Gaduh Pasca Pilpres
Gaduh Pasca Pilpres

Bangsa Indonesia telah sukses melangsungkan pesta demokrasi lima tahunan dengan memilih anggota DPR RI, DPD RI, DPRD Provinsi, DPRD Kabupaten/ Kota, Presiden dan Wakil Presiden periode 2019-2024. Pemilihan yang dilaksanakan pada 17 April 2019 umumnya berlangsung dengan suasana aman, tertib, dan damai, bahkan para pemantau dari luar negeri menyampaikan kekagumannya kepada bangsa Indonesia yang semakin dewasa dalam menghadapi pemilihan umum.

Tetapi suasana aman dan damai saat pemilihan berlangsung tidak dilanjutkan setelah proses pemilihan dan penghitungan usai dilakukan. Kekhawatiran oleh sebagian orang dari jauh-jauh hari terjadi juga, bahwa 17 April hanya menyelesaikan proses pemilu, tetapi tidak bisa menyudahi perselisihan. Kondisi ini hampir sama dengan saat Pilpres tahun 2014 lalu yang harus selesai di Mahkamah Konstitusi (MK), dan itu membutuhkan waktu berbulan-bulan sejak Pilpres usai dilaksanakan. Selama menunggu proses di MK, selama itu juga pendukung dari kedua Paslon Presiden dan Wakil Presiden bertikai. Mestinya, sebagai generasi muda yang cerdas dapat belajar dari kejadian Pilpres lampau. Apakah yang kita perjuangkan dengan niat baik dan tulus itu juga menjadi spirit elite politik yang kita dukung? apakah kita hanya diperalat dan dimanfaatkan oleh segelintir pelacur politik demi libido kekuasaannya? Itu sebenarnya yang harus dipahami dan direnungkan.

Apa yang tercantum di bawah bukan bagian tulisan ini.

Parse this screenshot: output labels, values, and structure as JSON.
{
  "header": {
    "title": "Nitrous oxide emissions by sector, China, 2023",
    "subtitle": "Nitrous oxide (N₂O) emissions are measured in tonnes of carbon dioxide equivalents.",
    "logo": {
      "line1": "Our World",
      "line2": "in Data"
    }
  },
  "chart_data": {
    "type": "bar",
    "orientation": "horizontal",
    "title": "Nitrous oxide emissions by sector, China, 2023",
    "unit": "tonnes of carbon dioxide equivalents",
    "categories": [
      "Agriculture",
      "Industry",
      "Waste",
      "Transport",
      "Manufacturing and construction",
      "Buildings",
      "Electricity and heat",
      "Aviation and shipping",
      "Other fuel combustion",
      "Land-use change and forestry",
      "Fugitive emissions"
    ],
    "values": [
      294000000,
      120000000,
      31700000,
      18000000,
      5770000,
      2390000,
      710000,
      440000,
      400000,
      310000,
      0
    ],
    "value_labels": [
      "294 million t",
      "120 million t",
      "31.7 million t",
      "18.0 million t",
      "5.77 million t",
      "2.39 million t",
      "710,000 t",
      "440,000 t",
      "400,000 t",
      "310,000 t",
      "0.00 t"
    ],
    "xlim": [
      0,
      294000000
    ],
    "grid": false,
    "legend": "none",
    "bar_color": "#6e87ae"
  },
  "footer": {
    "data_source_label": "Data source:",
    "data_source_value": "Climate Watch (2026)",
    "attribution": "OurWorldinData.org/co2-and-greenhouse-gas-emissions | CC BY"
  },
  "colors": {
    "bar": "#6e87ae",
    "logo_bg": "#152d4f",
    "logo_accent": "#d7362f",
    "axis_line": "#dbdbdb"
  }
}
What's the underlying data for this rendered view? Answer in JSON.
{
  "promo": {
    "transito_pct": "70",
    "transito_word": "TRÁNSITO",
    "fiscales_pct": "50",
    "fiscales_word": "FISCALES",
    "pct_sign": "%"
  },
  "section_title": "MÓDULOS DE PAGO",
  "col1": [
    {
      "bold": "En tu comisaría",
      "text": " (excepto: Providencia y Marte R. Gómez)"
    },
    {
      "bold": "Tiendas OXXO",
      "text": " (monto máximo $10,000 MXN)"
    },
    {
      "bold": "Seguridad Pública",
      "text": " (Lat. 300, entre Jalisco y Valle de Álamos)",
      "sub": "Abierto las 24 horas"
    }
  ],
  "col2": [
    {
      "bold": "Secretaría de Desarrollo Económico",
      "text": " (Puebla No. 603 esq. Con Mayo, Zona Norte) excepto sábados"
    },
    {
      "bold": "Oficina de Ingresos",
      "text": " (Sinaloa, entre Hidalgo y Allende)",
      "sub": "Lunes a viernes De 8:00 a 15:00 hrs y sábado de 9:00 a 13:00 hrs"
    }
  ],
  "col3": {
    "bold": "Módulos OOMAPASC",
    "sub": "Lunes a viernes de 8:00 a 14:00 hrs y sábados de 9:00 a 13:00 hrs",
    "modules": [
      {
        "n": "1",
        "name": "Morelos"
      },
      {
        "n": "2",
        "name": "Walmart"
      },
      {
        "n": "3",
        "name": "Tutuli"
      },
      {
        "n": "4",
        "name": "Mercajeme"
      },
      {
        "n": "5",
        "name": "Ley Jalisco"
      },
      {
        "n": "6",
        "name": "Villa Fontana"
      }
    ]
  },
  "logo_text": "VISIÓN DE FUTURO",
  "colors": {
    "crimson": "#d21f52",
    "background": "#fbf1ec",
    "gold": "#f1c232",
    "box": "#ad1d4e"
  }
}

Prinsip dasar yang harus tertanam dalam diri untuk menyikapi hasil Pilpres kali adalah siapapun yang akan terpilih menjadi Presiden dan Wakil Presiden, "Indonesia akan baik-baik saja, Indonesia tetap menjadi rumah bersama untuk seluruh warga negara". Tidak benar jika Jokowi akan jadi Presiden, PKI akan hidup lagi. Sama halnya juga tidak benar jika Prabowo jadi Presiden maka khilafah akan berdiri di Indonesia. Kita tahu dari kedua Paslon Presiden dan Wakil Presiden terdapat banyak ulama yang cinta NKRI dan sudah komitmen UUD 1945 adalah dasar negara. Itu hanya strategi-narasi yang dibangun dan digunakan oleh kedua tim sukses untuk mempengaruhi pemilih, dan itu hal yang wajar di alam demokrasi.

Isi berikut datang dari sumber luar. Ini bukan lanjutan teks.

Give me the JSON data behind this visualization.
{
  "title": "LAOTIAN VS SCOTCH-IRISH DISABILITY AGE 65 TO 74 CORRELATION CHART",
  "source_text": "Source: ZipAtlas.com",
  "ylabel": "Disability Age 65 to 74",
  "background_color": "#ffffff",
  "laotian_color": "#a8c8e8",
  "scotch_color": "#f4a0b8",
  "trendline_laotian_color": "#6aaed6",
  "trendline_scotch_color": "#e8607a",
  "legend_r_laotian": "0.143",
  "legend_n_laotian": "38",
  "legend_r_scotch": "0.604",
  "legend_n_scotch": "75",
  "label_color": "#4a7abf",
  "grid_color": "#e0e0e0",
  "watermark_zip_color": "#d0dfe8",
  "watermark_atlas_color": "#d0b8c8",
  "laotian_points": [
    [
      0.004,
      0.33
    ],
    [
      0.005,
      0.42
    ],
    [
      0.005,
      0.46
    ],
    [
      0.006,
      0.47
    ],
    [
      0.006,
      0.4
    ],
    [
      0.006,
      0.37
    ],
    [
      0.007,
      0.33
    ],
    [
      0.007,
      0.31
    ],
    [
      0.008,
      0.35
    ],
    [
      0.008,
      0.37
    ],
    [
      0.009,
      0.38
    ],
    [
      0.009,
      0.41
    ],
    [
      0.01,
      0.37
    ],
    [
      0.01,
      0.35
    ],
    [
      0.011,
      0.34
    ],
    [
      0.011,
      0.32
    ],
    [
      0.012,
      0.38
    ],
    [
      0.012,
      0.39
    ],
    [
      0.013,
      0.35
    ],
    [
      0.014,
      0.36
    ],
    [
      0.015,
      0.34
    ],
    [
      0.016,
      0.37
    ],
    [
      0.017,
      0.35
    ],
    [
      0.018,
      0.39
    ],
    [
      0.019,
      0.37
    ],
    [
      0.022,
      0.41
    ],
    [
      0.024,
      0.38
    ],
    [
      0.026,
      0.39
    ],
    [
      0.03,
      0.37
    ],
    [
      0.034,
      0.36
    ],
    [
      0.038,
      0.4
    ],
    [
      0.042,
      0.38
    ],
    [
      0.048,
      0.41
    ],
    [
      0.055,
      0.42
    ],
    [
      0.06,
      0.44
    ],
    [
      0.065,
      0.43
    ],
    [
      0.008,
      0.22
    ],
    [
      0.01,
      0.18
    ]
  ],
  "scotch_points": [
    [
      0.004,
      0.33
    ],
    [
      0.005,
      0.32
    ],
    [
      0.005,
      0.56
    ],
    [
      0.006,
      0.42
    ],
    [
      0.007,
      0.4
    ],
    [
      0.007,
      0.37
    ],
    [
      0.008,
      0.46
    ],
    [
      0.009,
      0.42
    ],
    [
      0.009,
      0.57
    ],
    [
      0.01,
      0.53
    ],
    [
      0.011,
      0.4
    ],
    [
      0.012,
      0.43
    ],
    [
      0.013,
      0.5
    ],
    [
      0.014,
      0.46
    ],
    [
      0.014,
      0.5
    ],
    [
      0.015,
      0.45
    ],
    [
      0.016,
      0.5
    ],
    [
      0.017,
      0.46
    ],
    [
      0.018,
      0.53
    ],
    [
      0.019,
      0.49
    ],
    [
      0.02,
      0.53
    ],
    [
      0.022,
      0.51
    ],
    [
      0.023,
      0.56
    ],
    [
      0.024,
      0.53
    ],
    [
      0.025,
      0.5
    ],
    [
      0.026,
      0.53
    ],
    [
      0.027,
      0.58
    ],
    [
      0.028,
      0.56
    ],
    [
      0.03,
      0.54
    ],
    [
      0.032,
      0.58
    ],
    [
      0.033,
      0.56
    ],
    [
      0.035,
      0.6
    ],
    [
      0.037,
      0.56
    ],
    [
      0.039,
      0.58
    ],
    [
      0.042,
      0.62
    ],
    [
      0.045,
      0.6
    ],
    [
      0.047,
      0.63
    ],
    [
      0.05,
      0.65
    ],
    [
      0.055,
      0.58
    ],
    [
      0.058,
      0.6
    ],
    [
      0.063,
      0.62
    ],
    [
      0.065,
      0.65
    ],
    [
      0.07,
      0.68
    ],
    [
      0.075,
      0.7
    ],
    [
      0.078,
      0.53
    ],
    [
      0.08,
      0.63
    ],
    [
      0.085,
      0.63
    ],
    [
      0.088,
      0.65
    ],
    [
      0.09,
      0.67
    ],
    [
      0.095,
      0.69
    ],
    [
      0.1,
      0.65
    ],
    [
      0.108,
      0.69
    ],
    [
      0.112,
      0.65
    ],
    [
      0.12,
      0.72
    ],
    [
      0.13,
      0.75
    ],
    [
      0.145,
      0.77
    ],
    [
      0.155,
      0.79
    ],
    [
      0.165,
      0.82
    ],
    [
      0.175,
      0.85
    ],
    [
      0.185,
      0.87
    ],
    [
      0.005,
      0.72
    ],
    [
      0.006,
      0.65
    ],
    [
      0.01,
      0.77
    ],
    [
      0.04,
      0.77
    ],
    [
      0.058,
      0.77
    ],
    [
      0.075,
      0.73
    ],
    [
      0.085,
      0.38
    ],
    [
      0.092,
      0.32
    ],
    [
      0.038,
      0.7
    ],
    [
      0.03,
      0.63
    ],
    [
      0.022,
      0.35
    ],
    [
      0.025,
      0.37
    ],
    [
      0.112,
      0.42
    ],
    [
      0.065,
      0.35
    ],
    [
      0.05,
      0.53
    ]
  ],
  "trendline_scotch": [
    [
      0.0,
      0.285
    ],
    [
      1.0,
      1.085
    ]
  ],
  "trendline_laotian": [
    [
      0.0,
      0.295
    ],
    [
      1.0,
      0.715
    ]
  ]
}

Penyelenggara dan elite politik harus segera turun tangan dan bertanggungjawab untuk dapat meredam suasana tidak kondusif ini, bukan malah memperkeruh keadaan dengan terus mempengaruhi simpatisan dan para pemilihnya untuk membangun opini bahwa pasangan calon Presiden dan Wakil Presiden yang didukungnya menang, padahal pengumuman resmi dari KPU saja belum. Kasihan melihat rakyat/ ummat tidak henti-hentinya diajak untuk terus bertikai sesama anak bangsa dengan narasi saling serang dan menjatuhkan, di samping persoalan ummat sebagai pribadi pun sudah cukup banyak.

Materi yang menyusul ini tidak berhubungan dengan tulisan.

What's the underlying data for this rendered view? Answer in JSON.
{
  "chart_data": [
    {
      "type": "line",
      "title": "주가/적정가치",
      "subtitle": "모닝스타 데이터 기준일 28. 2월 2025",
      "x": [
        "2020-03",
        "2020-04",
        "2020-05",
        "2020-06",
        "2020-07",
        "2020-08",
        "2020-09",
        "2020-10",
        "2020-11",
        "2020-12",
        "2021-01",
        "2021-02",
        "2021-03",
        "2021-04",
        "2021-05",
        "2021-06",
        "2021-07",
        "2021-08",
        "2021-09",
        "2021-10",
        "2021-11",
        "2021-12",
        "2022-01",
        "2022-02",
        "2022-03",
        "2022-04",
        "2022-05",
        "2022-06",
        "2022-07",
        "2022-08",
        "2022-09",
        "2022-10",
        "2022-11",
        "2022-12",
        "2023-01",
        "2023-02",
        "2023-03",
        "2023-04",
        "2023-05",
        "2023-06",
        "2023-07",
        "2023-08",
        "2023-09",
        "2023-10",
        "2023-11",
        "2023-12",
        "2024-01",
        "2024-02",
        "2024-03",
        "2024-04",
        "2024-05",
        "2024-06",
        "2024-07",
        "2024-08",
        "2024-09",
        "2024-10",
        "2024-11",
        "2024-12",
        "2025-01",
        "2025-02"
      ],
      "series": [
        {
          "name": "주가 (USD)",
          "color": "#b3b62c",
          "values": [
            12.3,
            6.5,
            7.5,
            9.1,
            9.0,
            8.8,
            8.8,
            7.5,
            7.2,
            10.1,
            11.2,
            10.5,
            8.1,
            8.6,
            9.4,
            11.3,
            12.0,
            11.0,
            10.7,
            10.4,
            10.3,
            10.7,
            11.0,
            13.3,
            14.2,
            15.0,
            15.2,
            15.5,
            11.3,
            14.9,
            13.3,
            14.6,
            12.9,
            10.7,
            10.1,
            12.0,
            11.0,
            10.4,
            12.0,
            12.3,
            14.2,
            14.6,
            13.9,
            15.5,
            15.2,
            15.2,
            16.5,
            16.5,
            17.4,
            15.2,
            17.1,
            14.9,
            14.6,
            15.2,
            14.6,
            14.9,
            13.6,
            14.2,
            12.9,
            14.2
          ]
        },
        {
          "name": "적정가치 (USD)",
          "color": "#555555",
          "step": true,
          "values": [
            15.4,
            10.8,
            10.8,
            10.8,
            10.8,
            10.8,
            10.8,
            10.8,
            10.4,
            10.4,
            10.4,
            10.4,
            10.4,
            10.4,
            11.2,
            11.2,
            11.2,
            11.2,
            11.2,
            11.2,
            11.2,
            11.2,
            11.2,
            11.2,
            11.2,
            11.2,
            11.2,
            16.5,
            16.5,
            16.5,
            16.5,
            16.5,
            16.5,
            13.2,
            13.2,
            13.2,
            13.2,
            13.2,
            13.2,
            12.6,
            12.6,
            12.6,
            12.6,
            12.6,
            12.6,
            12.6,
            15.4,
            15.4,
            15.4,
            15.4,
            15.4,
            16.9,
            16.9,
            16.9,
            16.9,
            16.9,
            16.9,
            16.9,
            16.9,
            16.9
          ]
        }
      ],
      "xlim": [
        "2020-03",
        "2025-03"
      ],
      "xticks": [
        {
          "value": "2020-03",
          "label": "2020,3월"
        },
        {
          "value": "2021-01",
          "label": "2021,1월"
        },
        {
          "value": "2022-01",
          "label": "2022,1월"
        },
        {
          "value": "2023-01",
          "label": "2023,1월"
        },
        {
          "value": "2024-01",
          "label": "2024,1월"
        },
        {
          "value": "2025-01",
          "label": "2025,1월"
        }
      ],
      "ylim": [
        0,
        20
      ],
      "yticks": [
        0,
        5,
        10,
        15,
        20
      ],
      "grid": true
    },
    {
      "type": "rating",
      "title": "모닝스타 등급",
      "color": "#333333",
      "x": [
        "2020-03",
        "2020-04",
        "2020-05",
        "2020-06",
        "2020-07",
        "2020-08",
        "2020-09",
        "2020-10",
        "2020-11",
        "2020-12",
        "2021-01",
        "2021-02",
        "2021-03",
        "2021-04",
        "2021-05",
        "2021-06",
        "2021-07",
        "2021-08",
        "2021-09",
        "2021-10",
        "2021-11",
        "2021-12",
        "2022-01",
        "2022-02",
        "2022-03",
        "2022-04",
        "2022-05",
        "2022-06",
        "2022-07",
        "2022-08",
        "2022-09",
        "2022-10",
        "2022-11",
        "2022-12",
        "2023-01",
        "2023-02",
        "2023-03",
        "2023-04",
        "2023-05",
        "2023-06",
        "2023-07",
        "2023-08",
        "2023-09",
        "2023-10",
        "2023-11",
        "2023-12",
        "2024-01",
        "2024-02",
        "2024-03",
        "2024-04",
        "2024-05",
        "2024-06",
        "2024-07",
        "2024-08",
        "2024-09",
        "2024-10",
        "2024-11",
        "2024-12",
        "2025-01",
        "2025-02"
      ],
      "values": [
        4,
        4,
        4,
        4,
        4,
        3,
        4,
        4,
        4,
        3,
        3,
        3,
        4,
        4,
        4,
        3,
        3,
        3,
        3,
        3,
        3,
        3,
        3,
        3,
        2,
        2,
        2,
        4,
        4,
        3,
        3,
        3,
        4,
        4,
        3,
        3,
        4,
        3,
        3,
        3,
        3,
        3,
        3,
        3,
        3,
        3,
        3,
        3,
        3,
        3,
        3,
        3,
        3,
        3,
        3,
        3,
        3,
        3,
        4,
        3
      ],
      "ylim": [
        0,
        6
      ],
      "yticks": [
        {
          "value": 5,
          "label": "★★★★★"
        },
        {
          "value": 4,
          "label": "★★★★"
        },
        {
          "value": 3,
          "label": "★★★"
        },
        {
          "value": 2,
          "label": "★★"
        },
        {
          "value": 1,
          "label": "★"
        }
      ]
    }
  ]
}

Kontestasi politik dilakukan setiap lima tahun sekali, jangan sampai energi dihabiskan hanya di Pemilu kali ini saja. Bagus jika energi kita habiskan untuk hal yang positif, amat rugi jika dihabiskan untuk saling serang dan mencaci. Parahnya lagi sebagian dari kita melakukan tindakan itu sekedar disuruh atau ikut-ikutan tanpa mengerti persoalan sebenarnya. Ingat, pada tahun 2024, 2029 bangsa Indonesia juga akan melangsungkan Pemilu seperti saat ini, tentu itu memerlukan energi dan peran kita sebagai generasi muda bangsa. Jika pada pemilu kali ini kita merasa kecewa dan marah dengan alasan yang kurang begitu jelas, apa kita masih mau berpartisipasi aktif untuk Pemilu berikutnya? Lalu, kepada siapa kemajuan bangsa Indonesia ini kita percayakan?

Bahwa sudah menjadi hukum alam di dalam setiap kompetisi akan terdapat pemenang dan yang kalah, itu wajar adanya. KPU sebagai lembaga penyelenggara sampai saat ini belum mengumumkan secara resmi hasil dari Pemilu anggota dewan dan Pilpres kali ini. Kita diminta bersabar untuk menunggu hasil resmi yang akan disampaikan KPU.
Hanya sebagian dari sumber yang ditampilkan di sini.